Due diligence as generally understood has a couple of deep flaws. The first is that it has become rote. There is a heavy emphasis on legal due diligence as carried out by lawyers, and financial due diligence as carried out by accountants. The problem is that both types of result can be fixed. They are documentary driven and just as contracts can be far from what the real position is between two parties, accountancy can be more of an art than a science. The second flaw is that speed is often given greater weight than getting the deal right. So what is really needed is reality due diligence, i.e. what is this deal really about and what are the parties really up to?
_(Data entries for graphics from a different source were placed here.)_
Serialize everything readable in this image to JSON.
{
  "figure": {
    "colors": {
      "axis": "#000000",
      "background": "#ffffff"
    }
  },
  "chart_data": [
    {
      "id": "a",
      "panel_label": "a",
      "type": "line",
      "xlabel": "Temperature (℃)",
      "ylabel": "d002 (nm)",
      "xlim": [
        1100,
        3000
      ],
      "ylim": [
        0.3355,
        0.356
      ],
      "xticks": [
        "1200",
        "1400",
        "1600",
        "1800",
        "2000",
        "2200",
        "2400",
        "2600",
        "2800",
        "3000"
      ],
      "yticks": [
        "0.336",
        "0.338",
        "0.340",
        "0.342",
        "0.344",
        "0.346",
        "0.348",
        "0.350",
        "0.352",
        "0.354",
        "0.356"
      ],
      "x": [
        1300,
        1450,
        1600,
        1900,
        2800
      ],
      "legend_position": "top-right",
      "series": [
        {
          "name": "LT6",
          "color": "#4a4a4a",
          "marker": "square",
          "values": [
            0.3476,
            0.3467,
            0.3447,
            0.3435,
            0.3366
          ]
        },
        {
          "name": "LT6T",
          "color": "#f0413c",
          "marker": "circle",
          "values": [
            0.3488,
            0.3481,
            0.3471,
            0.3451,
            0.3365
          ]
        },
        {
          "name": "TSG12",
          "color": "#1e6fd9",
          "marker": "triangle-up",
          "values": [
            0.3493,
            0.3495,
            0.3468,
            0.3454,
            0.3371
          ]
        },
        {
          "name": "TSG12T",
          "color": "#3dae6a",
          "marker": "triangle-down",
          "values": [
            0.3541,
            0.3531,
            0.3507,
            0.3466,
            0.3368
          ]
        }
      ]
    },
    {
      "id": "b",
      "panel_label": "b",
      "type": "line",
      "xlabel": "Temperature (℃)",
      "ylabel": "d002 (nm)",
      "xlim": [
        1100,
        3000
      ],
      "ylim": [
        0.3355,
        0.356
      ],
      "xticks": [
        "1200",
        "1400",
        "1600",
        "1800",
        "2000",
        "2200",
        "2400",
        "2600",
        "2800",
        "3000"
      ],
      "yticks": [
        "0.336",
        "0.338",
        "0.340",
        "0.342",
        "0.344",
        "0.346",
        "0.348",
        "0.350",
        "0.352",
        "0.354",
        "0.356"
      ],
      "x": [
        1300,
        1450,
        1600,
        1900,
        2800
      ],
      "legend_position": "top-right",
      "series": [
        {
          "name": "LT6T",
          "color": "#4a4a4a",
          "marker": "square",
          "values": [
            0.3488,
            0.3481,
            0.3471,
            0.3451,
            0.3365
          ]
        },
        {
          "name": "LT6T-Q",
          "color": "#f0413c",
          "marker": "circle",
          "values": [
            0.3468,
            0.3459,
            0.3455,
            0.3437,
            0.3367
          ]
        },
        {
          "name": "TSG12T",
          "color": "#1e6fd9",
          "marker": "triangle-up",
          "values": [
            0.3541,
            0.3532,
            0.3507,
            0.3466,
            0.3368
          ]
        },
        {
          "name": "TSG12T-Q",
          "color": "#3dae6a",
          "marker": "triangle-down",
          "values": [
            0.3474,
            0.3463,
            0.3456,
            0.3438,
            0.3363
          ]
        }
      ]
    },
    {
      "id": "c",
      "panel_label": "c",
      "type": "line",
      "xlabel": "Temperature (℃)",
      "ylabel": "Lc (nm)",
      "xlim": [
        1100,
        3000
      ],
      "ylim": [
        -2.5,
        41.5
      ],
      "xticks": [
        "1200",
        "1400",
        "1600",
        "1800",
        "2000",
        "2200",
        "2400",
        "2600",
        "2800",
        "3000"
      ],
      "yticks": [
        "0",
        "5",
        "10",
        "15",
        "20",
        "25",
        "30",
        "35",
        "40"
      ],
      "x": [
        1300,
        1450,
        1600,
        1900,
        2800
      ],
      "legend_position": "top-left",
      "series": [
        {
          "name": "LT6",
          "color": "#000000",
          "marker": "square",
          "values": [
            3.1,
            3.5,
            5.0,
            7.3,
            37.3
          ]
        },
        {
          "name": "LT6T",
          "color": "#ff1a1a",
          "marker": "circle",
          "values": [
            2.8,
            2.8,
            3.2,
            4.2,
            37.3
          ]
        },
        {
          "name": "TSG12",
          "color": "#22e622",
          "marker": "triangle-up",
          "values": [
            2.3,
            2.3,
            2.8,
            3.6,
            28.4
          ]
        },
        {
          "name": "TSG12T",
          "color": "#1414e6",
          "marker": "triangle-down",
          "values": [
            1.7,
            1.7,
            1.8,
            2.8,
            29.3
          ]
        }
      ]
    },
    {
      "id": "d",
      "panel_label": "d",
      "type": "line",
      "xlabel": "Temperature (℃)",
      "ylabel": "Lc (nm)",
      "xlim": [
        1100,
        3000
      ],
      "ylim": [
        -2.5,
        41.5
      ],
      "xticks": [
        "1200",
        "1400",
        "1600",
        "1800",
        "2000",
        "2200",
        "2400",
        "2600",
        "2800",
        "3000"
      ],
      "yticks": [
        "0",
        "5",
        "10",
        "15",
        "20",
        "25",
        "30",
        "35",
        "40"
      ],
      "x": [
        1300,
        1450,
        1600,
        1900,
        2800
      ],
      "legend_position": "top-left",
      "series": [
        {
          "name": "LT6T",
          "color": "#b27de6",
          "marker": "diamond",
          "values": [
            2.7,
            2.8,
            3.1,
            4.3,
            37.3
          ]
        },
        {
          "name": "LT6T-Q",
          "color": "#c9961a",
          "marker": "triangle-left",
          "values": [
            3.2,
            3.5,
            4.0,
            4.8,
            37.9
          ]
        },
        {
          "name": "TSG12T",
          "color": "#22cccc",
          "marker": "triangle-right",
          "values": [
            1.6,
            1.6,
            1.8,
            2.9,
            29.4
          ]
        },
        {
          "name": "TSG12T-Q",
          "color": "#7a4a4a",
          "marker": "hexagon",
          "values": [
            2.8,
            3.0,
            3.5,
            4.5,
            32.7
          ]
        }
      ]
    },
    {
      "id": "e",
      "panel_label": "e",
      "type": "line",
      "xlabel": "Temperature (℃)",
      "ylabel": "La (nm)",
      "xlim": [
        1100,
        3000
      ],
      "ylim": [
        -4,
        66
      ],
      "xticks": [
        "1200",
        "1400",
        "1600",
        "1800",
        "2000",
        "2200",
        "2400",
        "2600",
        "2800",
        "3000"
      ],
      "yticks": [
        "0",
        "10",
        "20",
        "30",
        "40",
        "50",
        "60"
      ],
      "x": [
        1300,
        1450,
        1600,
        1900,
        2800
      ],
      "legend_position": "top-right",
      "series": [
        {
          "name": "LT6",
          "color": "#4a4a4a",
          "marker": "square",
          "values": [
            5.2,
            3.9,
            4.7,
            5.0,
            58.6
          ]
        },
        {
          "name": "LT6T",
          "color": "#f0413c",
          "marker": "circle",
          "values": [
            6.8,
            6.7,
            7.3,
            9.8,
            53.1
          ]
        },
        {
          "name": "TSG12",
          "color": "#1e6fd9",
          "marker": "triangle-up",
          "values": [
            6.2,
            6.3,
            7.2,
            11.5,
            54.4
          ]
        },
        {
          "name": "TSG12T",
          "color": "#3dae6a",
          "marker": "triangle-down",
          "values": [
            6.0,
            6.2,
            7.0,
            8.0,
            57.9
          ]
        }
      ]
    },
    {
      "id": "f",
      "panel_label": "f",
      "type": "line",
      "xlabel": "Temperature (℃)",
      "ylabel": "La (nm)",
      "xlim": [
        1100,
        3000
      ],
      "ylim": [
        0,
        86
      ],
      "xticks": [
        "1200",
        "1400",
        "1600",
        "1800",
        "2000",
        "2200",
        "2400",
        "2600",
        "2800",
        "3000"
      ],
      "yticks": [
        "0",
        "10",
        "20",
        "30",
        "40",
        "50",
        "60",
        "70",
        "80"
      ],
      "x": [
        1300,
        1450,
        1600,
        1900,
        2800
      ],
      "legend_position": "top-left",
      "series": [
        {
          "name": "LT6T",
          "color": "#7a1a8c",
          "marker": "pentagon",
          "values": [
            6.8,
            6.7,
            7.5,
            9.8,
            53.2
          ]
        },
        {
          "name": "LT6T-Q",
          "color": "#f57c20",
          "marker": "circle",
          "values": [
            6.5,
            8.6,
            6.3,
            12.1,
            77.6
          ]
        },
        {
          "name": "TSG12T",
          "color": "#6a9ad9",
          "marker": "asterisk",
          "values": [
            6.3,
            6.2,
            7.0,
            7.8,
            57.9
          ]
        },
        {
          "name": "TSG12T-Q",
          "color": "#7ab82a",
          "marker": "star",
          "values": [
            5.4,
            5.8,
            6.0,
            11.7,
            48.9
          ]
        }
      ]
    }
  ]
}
The fundamental difficulty is that few attempt to look below the surface of what we call the “identity iceberg”. Identity is rather more than the commonly acquired copy of a passport and utility bill. Which of your friends and colleagues do you know only by these two documents?! In fact you have to look at all the 36 other elements that make up individual and corporate personality to understand who it is that you are really dealing with, so as to be able to negate your regulatory pain and secure commercial gain.
The above observations and conclusions are based on due diligence, risk management and anti money laundering projects which we have been involved in, covering 140 jurisdictions around the globe, in all sectors of commerce and industry. Having worked on what has been labelled the leading example of compliance transformation, we are also well versed in going in to clean up a potential target before sale, to reduce risk and increase the sale price, or to do this post transaction, in order to reduce risk and extract the profits left under the table due to the failure of the previous owners to align the compliance function with the business model. Our application of the five compliance forces brings this to fruition.
There is no doubt that money laundering and the underlying predicate crimes have got their hooks into the mergers and acquisitions sector, and that a number of deals will be blown off course or be seriously mispriced (as allegations over the HP/Autonomy deal, for example, showed). The winners will be those who change their attitude to ROI in this area, who can be bothered to enter into well considered long term relationships with their clients, putting the effort into getting to know them properly, and who are inspired to hard wire their compliance function into their business model to avoid unnecessary risks and secure profit ahead of their competitors.